Board of Directors set the strategy, the budget, the tolerance of risk an organization, in addition to ensuring the company’s prosperity. From 2013 to 2014, information security breaches increased by 64%. In 2016 alone, 1.1 billion identities were stolen. Experts predict by 2020; cybercrime damages will cost the world $6 trillion. With increased pressure from the public, those serving in governing roles are now under more heightened scrutiny than ever before. Despite numerous peer-reviewed research findings that have demonstrated how essential high-level support is to information security, many governing bodies still do not to have the necessary knowledge to effectively govern. As the world becomes increasingly technologically dependent, figuring out the gap between data theory and practice in the boardroom will be critical.
Board of Directors still does not understand the relationship between strategic alignment, leadership and information security governance effectiveness in United States-based corporations. While leadership is a well-examined topic in organization literature, its application in information technology governance, has not been studied extensively. Information may be one of the most critical resources in a business, but unless the fundamental components influencing effective security governance are better understood, companies may be missing the advantages and multiplying the risks of their information assets. Having a robust information security governance framework is essential for companies with any data management type system in place. With the shift towards protecting information as a valuable asset, there is increased interest in how to implement and oversee effective information governance.
There many case studies on how data breaches have reached the Board of Directors with shareholder claims against Directors on the rise. For example, the Target data breach in 2013 affected 70 million customers. Shareholders alleged that Target’s Board of Directors breached their fiduciary duties by not adequately overseeing the information security program, and not providing customers with prompt and accurate information on the breach. After investigation for 21 months, the plaintiffs dismissed the case. However, the entire process raised the eyebrows of the public as it relates to the responsibility of the Board of Directors as it relates to an organizations data privacy. The data breach was estimated to cost Target $148 million. The Target data breach is seen as the beginning of increased scrutiny of cybersecurity practice. As consequences get more serious, the boardroom will be forced to determine the gap between data theory and practice better.

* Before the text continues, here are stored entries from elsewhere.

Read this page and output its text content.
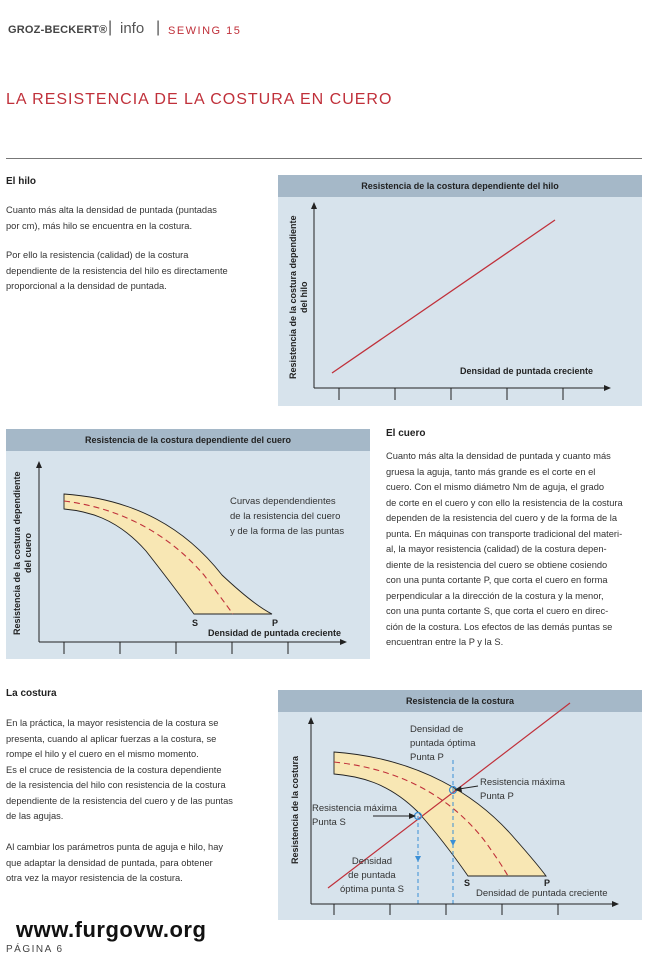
GROZ-BECKERT® | info | SEWING 15
LA RESISTENCIA DE LA COSTURA EN CUERO
El hilo
Cuanto más alta la densidad de puntada (puntadas
por cm), más hilo se encuentra en la costura.
Por ello la resistencia (calidad) de la costura
dependiente de la resistencia del hilo es directamente
proporcional a la densidad de puntada.
Resistencia de la costura dependiente del hilo
Resistencia de la costura dependiente
del hilo
Densidad de puntada creciente
Resistencia de la costura dependiente del cuero
Resistencia de la costura dependiente
del cuero
Curvas dependendientes
de la resistencia del cuero
y de la forma de las puntas
S	P
Densidad de puntada creciente
El cuero
Cuanto más alta la densidad de puntada y cuanto más
gruesa la aguja, tanto más grande es el corte en el
cuero. Con el mismo diámetro Nm de aguja, el grado
de corte en el cuero y con ello la resistencia de la costura
dependen de la resistencia del cuero y de la forma de la
punta. En máquinas con transporte tradicional del materi-
al, la mayor resistencia (calidad) de la costura depen-
diente de la resistencia del cuero se obtiene cosiendo
con una punta cortante P, que corta el cuero en forma
perpendicular a la dirección de la costura y la menor,
con una punta cortante S, que corta el cuero en direc-
ción de la costura. Los efectos de las demás puntas se
encuentran entre la P y la S.
La costura
En la práctica, la mayor resistencia de la costura se
presenta, cuando al aplicar fuerzas a la costura, se
rompe el hilo y el cuero en el mismo momento.
Es el cruce de resistencia de la costura dependiente
de la resistencia del hilo con resistencia de la costura
dependiente de la resistencia del cuero y de las puntas
de las agujas.
Al cambiar los parámetros punta de aguja e hilo, hay
que adaptar la densidad de puntada, para obtener
otra vez la mayor resistencia de la costura.
Resistencia de la costura
Resistencia de la costura
Densidad de
puntada óptima
Punta P
Resistencia máxima
Punta P
Resistencia máxima
Punta S
Densidad
de puntada
óptima punta S
S	P
Densidad de puntada creciente
www.furgovw.org
PÁGINA 6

In the future, more policy and well-defined roles and responsibilities may contribute to changes in actual practice on how Board members are selected to maximize governance effectiveness. Having the right people governing in the boardroom can influence critical budgetary discussions and not only support timely risk identification by also alignment with the value that an effective security governance system can delivery. Boardroom’s would benefit from the realization of their goals that should include having safer and more reliable data, respecting evolving data privacy trends, being able to better access data, enhance ability to share and collaborate on data and reduced costs by having more effective risk management.